OGASAWARA, Tokyo -- On the Ogasawara Islands, there are many residents whose roots trace back to the Americas and others who moved to live here during the 19th century.
Those remote islands, lying some 1,000 kilometers south of Tokyo but administratively still part of the capital, celebrated the 50th anniversary of being returned by the United States to Japanese sovereignty this year.
In 1830, five Caucasians and 20-some Hawaiians came to live on the previously uninhabited island of Chichijima, one of the main islands in the Ogasawara Island chain. The government of Japan declared the islands part of its territory in 1876. Six years later, all of the non-Japanese residents on the Ogasawara Islands had received Japanese citizenship.

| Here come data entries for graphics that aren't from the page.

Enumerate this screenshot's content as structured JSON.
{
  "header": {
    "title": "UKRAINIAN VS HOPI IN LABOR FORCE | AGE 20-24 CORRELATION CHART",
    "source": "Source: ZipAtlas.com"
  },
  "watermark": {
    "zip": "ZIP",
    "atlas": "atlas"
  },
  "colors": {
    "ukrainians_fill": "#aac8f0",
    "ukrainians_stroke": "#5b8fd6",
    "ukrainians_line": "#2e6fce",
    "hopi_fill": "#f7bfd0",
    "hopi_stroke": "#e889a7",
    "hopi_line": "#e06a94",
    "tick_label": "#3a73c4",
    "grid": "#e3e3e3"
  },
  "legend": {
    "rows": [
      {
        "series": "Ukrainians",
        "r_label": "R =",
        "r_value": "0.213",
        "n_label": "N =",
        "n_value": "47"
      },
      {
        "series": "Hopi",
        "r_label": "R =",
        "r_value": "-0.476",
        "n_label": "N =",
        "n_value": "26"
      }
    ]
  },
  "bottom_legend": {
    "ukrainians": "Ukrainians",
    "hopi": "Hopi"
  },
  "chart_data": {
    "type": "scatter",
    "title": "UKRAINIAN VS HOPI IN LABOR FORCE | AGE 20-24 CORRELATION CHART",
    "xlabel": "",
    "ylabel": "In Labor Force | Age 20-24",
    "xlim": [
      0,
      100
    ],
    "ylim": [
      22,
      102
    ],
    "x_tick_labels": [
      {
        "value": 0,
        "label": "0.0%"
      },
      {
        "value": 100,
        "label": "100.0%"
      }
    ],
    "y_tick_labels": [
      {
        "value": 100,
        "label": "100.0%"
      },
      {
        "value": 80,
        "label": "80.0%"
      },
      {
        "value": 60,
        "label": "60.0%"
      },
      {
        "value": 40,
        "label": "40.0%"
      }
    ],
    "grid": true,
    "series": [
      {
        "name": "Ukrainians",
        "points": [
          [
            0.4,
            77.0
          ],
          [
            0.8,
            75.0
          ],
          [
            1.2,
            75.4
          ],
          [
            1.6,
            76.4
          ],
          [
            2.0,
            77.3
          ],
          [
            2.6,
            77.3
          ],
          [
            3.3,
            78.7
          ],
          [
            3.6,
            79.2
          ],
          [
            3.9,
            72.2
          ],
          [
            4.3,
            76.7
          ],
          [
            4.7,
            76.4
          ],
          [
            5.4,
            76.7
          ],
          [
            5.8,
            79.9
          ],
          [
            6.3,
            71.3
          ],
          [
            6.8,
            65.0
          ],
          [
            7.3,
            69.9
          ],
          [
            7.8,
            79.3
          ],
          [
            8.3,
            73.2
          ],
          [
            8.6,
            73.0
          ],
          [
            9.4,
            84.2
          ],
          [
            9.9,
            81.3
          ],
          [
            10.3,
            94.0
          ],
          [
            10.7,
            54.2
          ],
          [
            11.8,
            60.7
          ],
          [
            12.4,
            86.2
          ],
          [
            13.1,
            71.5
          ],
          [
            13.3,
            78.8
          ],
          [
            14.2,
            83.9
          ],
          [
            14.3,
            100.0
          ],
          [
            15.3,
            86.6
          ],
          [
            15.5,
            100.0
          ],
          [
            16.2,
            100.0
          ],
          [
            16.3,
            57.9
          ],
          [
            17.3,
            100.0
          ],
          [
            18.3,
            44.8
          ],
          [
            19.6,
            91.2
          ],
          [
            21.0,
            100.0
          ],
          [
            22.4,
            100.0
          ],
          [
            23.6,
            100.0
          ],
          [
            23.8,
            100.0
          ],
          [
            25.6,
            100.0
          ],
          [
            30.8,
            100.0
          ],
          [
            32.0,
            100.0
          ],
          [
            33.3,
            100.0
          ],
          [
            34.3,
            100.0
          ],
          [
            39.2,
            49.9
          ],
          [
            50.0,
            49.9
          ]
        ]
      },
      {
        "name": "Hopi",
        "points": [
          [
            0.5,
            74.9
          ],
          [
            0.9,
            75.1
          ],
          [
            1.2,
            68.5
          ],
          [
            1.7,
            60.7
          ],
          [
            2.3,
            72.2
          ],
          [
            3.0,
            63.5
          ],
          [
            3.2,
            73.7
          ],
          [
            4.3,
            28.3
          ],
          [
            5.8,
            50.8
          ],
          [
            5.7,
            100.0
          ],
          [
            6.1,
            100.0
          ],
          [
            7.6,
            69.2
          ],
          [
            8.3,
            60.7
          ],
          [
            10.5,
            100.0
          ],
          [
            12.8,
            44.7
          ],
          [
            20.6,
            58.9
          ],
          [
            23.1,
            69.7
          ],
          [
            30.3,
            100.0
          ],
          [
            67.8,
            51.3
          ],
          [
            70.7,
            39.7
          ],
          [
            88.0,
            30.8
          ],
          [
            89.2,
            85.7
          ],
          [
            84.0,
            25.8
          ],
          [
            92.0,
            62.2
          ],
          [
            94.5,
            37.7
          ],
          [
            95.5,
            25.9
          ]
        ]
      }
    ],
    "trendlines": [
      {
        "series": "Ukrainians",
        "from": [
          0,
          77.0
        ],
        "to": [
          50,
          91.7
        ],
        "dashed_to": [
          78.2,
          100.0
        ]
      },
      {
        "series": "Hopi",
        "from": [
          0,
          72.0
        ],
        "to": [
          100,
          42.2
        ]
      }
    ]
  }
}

Among their descendants, as well as those who were born and raised on Chichijima while it was under U.S. military rule after World War II, there are many who struggled with language and cultural differences after the return of the territory to Japan in 1968. Somewhere between the "winner" and "loser" of the war, two men with diverse roots told the Mainichi Shimbun about their life on the island.
"Of course, the draw of island life is the people. I've confirmed once again that this is the place for me," said Kenny Ikeda, 60, with a laugh. He is the operator of Mitsu Store, near Chichijima's Futami port -- a 24-hour ferry ride from Takeshiba Passenger Ship Terminal in Tokyo's Minato Ward. Two years ago, following his mother's death, Ikeda moved from the center of Tokyo back to the island to take over the shop.

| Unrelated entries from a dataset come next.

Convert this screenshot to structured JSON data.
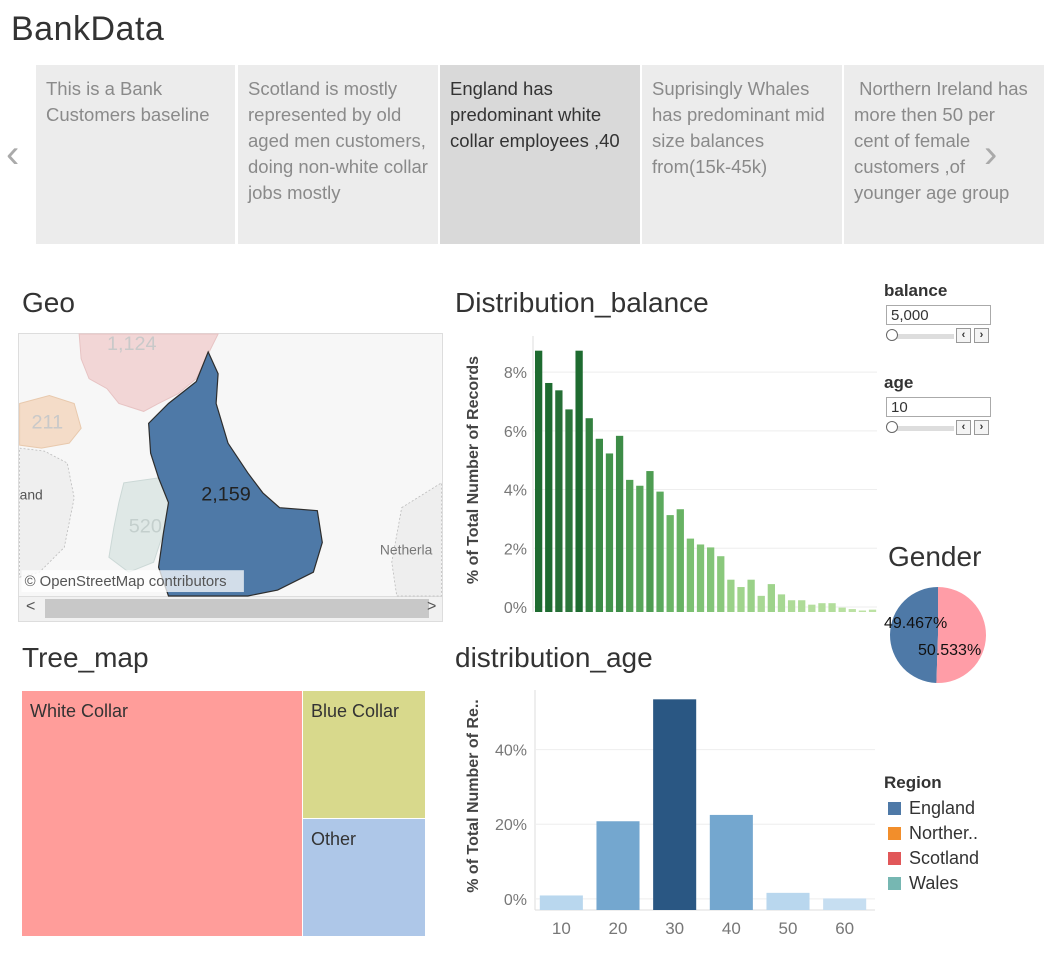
{
  "app": {
    "title": "BankData"
  },
  "story": {
    "points": [
      "This is a Bank Customers baseline",
      "Scotland is mostly represented by old aged men customers, doing non-white collar jobs mostly",
      "England has predominant white collar employees ,40",
      "Suprisingly Whales has predominant mid size balances from(15k-45k)",
      " Northern Ireland has more then 50 per cent of female customers ,of younger age group"
    ],
    "active_index": 2,
    "prev_icon": "chevron-left-icon",
    "next_icon": "chevron-right-icon"
  },
  "geo": {
    "title": "Geo",
    "attribution": "© OpenStreetMap contributors",
    "labels": {
      "scotland": "1,124",
      "northern_ireland": "211",
      "england": "2,159",
      "wales": "520",
      "ireland": "and",
      "netherlands": "Netherla"
    },
    "scroll_left": "<",
    "scroll_right": ">"
  },
  "tree_map": {
    "title": "Tree_map",
    "cells": [
      {
        "label": "White Collar",
        "color": "#ff9d9a"
      },
      {
        "label": "Blue Collar",
        "color": "#d8d98c"
      },
      {
        "label": "Other",
        "color": "#aec7e8"
      }
    ]
  },
  "chart_data": [
    {
      "type": "bar",
      "title": "Distribution_balance",
      "ylabel": "% of Total Number of Records",
      "ytick_labels": [
        "0%",
        "2%",
        "4%",
        "6%",
        "8%"
      ],
      "ylim": [
        0,
        9.4
      ],
      "values": [
        8.9,
        7.8,
        7.55,
        6.9,
        8.9,
        6.6,
        5.9,
        5.4,
        6.0,
        4.5,
        4.3,
        4.8,
        4.1,
        3.3,
        3.5,
        2.5,
        2.3,
        2.2,
        1.9,
        1.1,
        0.85,
        1.1,
        0.55,
        0.95,
        0.6,
        0.4,
        0.4,
        0.25,
        0.3,
        0.3,
        0.15,
        0.1,
        0.05,
        0.08
      ],
      "colors": [
        "#1e6b30",
        "#1e6b30",
        "#266f36",
        "#2c763b",
        "#1e6b30",
        "#33803f",
        "#3a8a45",
        "#43934b",
        "#3d8c47",
        "#52a055",
        "#58a55a",
        "#4e9c52",
        "#5ba95d",
        "#6bb566",
        "#67b263",
        "#7cc072",
        "#80c275",
        "#83c478",
        "#8ac87c",
        "#9ad188",
        "#a0d48c",
        "#9ad188",
        "#a8d894",
        "#9ed38b",
        "#a7d893",
        "#aedb98",
        "#aedb98",
        "#b4de9d",
        "#b2dd9b",
        "#b2dd9b",
        "#b8e0a0",
        "#bbe1a3",
        "#bde2a5",
        "#bce2a4"
      ]
    },
    {
      "type": "bar",
      "title": "distribution_age",
      "ylabel": "% of Total Number of Re..",
      "categories": [
        "10",
        "20",
        "30",
        "40",
        "50",
        "60"
      ],
      "values": [
        0.9,
        20.8,
        53.5,
        22.5,
        1.6,
        0.1
      ],
      "ytick_labels": [
        "0%",
        "20%",
        "40%"
      ],
      "ylim": [
        -3.0,
        56.0
      ],
      "colors": [
        "#b9d7ee",
        "#74a7cf",
        "#2a5783",
        "#74a7cf",
        "#b9d7ee",
        "#c6def1"
      ]
    },
    {
      "type": "pie",
      "title": "Gender",
      "slices": [
        {
          "label": "49.467%",
          "value": 49.467,
          "color": "#4e79a7"
        },
        {
          "label": "50.533%",
          "value": 50.533,
          "color": "#ff9da7"
        }
      ]
    }
  ],
  "filters": {
    "balance": {
      "label": "balance",
      "value": "5,000"
    },
    "age": {
      "label": "age",
      "value": "10"
    }
  },
  "legend": {
    "title": "Region",
    "items": [
      {
        "label": "England",
        "color": "#4e79a7"
      },
      {
        "label": "Norther..",
        "color": "#f28e2b"
      },
      {
        "label": "Scotland",
        "color": "#e15759"
      },
      {
        "label": "Wales",
        "color": "#76b7b2"
      }
    ]
  }
}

Between Japanese beer and snacks, imported goods such as spam line the shelves. These items are remnants of the era when the islands were under U.S. military rule. After the end of the Pacific War, of the thousands of islanders who had been forcefully evacuated to the mainland Japan in 1944, only 129 non-Japanese islanders were allowed to return in 1946.
Ikeda was born in 1958 to an island-native father who worked on the U.S. military base and a mother who had come from mainland Japan to marry. He could trace his ancestry back to the U.S., and at home, the family spoke Japanese with a mix of English.

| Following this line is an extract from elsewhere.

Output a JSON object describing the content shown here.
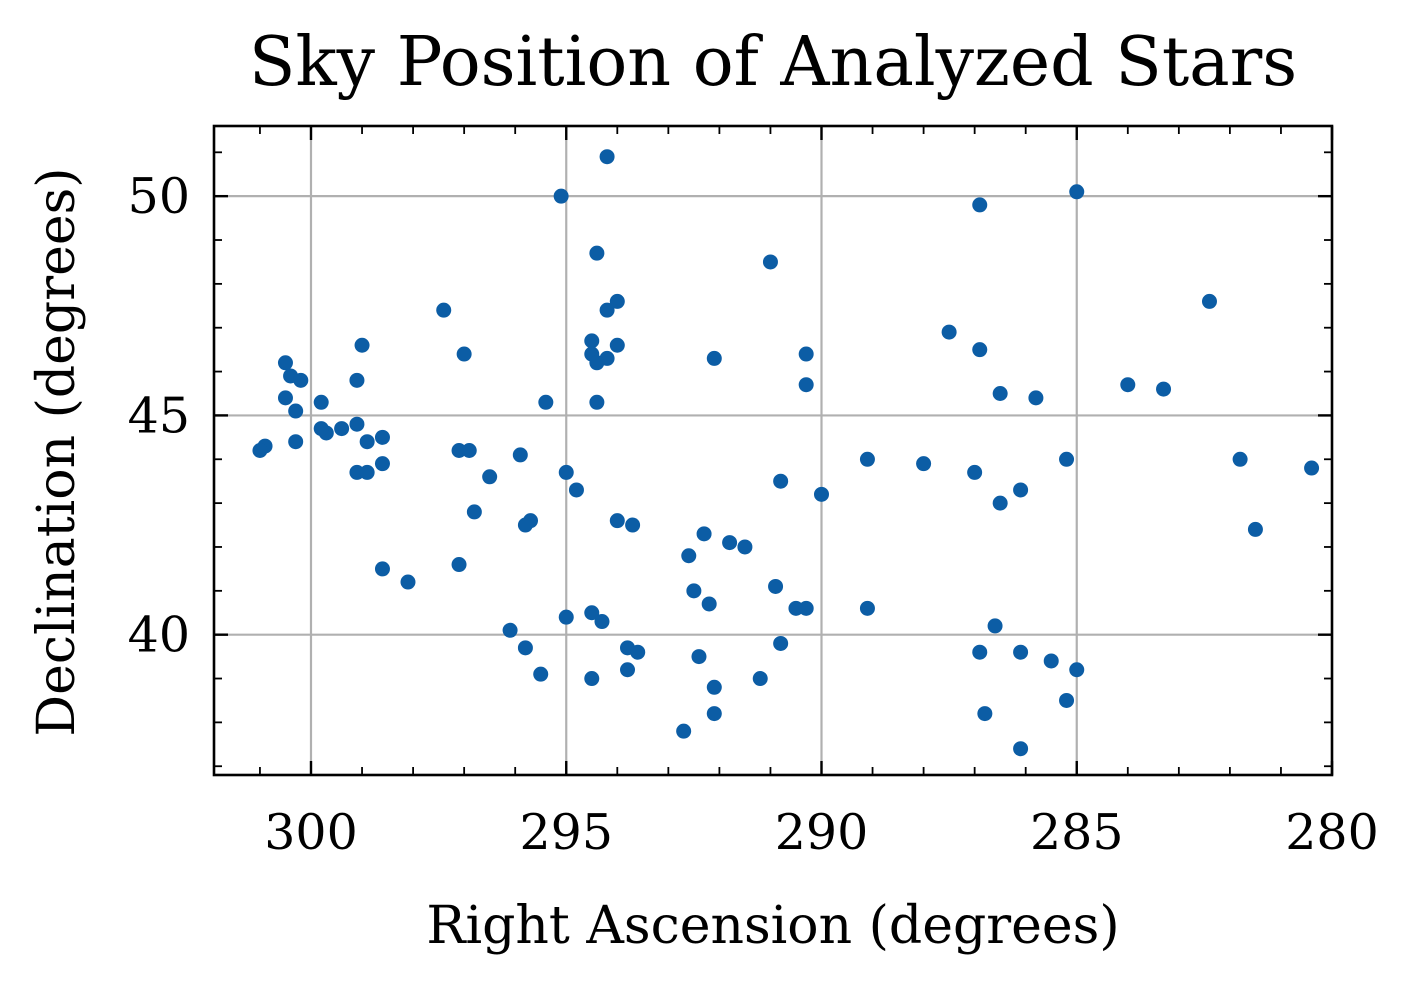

The first school he attended was the nine-year Admiral Arthur W. Radford Primary School established by the military, and classes there were conducted completely in English. However, after the islands were returned to Japan in June 1968, classes were conducted in Japanese at the new Ogasawara municipal elementary and junior high schools. Unable to read the script written on the blackboard, Ikeda wrote it down phonetically in roman letters in order to understand the classes.
Three years after the islands' return to Japan, faced with the obstacle of continuing his education, Ikeda traveled to the mainland and entered the first year of junior high school again -- one year below his actual education level. However, he could not get used to the hierarchical customs of Japanese society, and when watching the Olympics with his friends, he found himself cheering for the American athletes in his heart of hearts. After graduating from university, he worked for foreign financial institutions and other firms, and during his travels back and forth between Japan and the U.S., he came to wonder just who he was -- he had Japanese citizenship, but in his head, he was American.
It was when he returned to live on the island after nearly 40 years that he found the answer. While interacting with islanders with various roots -- those who had come from Japan before the war and their descendants and the new islanders who crossed the ocean after the war -- he realized that there was no need to pay so much attention to things like heritage or citizenship. People just come to match the place where they live.
The director of general affairs of the village of Ogasawara, 60-year-old Takashi Savory, on the other hand, is the descendant of one of the very first Americans to come to live on Chichijima, and his birth name is Jonathan Savory. He was 10-years-old when the island was returned to Japan, and his entire family chose to become Japanese citizens. At the time, they chose the name of the district where their home was located as their family name -- Okumura -- but it did not quite stick, and they soon changed it back. Close friends still call him Jonathan.
Naturally, Savory as well came to wonder who he was as a person with two ancestral lands. He enrolled in university on mainland Japan, but felt that "as the descendant of a pioneer" he had to work for the benefit of his home, and chose to work at the village municipal government.
In addition to his work, Savory traveled to the U.S. in search of documents related to his ancestors and even found his family tree at a church on the island. Now, he feels proud of his roots. Blessed with a total of nine children and grandchildren, Savory has high hopes for the next generation of islanders, "We have overcome a tumultuous history to have the calm island we have now. I want at least one more person to have pride in these islands."